Ответа она не дождалась: далеко убежала молодежь. И Лиза зачастила ногами, стала все больше и больше разгонять себя.
Анфиса Петровна говорила им: нету ноне в Синельге рыбы. Не меряйте зря дороги – без вас давно вымеряны. И верно: они с добрую версту проволокли бредень – и хоть бы какая-нибудь рыбешечка запуталась. Да и мудрено быть рыбешечке в нынешнюю жару. Плесы и ямы пересохли, заросли тиной и ряской, а о перекатах да протоках и говорить нечего: где вода жиденькой косичкой заплетается, а где и совсем нету.

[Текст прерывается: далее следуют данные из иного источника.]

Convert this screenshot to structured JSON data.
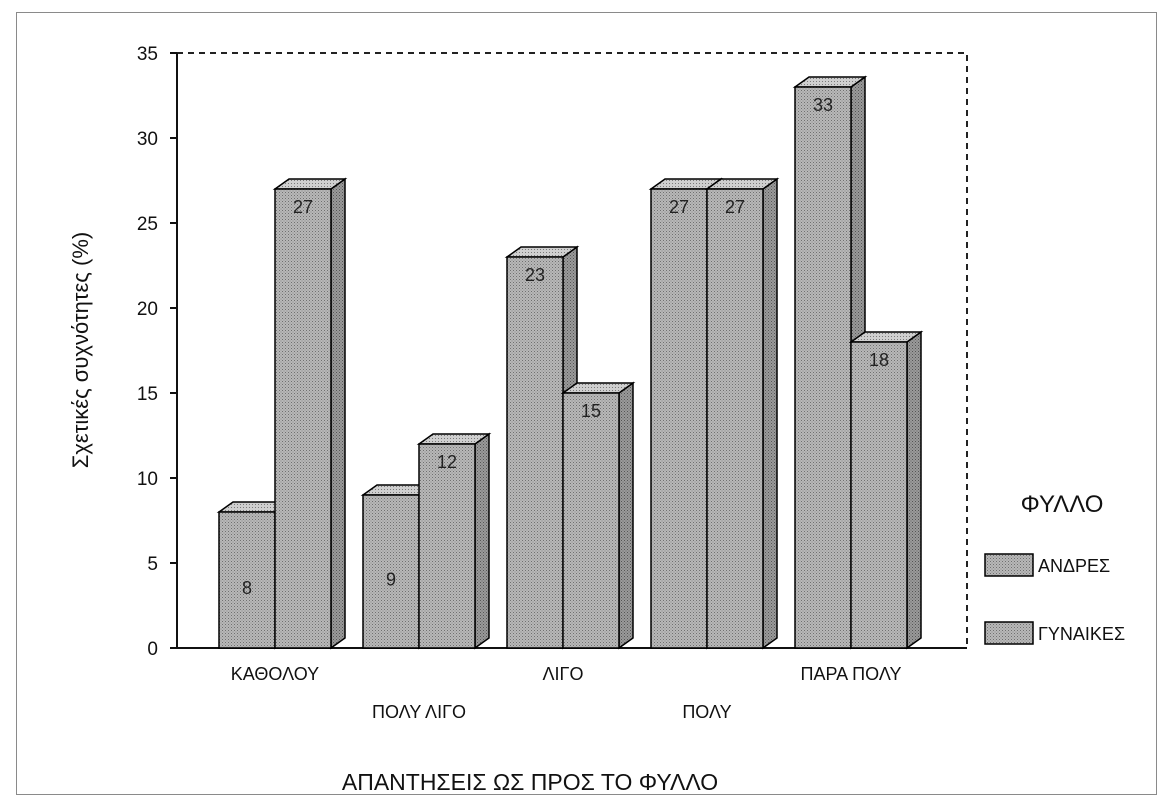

– Может, домой пойдем? – предложила Лиза.
Родька сразу согласился: надоело продираться сквозь дремучие кустарники да бить и колоть ноги о камешник. Но Вера и слышать не хотела.

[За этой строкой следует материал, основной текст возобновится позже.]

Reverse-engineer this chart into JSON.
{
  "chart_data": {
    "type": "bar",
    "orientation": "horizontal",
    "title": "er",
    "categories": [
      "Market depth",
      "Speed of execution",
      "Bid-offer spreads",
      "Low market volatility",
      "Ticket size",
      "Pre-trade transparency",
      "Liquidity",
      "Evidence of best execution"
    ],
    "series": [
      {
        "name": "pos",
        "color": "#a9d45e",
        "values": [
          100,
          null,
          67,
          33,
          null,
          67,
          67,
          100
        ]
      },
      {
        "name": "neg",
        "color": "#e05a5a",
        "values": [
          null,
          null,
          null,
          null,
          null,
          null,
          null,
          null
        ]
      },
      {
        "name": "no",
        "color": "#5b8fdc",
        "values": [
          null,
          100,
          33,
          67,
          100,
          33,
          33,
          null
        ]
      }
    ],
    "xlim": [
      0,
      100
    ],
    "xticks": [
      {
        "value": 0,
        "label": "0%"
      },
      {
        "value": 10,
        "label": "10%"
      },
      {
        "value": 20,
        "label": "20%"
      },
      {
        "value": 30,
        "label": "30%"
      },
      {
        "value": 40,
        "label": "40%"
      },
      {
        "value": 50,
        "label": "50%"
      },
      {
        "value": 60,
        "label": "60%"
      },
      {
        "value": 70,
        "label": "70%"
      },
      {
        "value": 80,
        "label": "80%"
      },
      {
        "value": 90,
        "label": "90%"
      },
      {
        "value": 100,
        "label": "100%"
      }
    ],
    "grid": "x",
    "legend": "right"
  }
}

– Возвращаться домой с пустыми руками? Да вы что! Не знаете, что такое рыбалка да охота? Час зря, два зря, а на третий – озолотились.
И опять побрели вниз по речонке, опять начали буровить пересохшие ямы и плесы, греметь дресвой в порогах.
Жара нещадная, травища, выломки (лет десять уж не ставят сена на Синельге) и гнус. В те годы у гнуса была все-таки очередность: днем, в солнцепек, овод разживается, а комар по вечерам да ночью. А нынче все вдруг – и оводы и комары. И никакая мазь не помогала от них.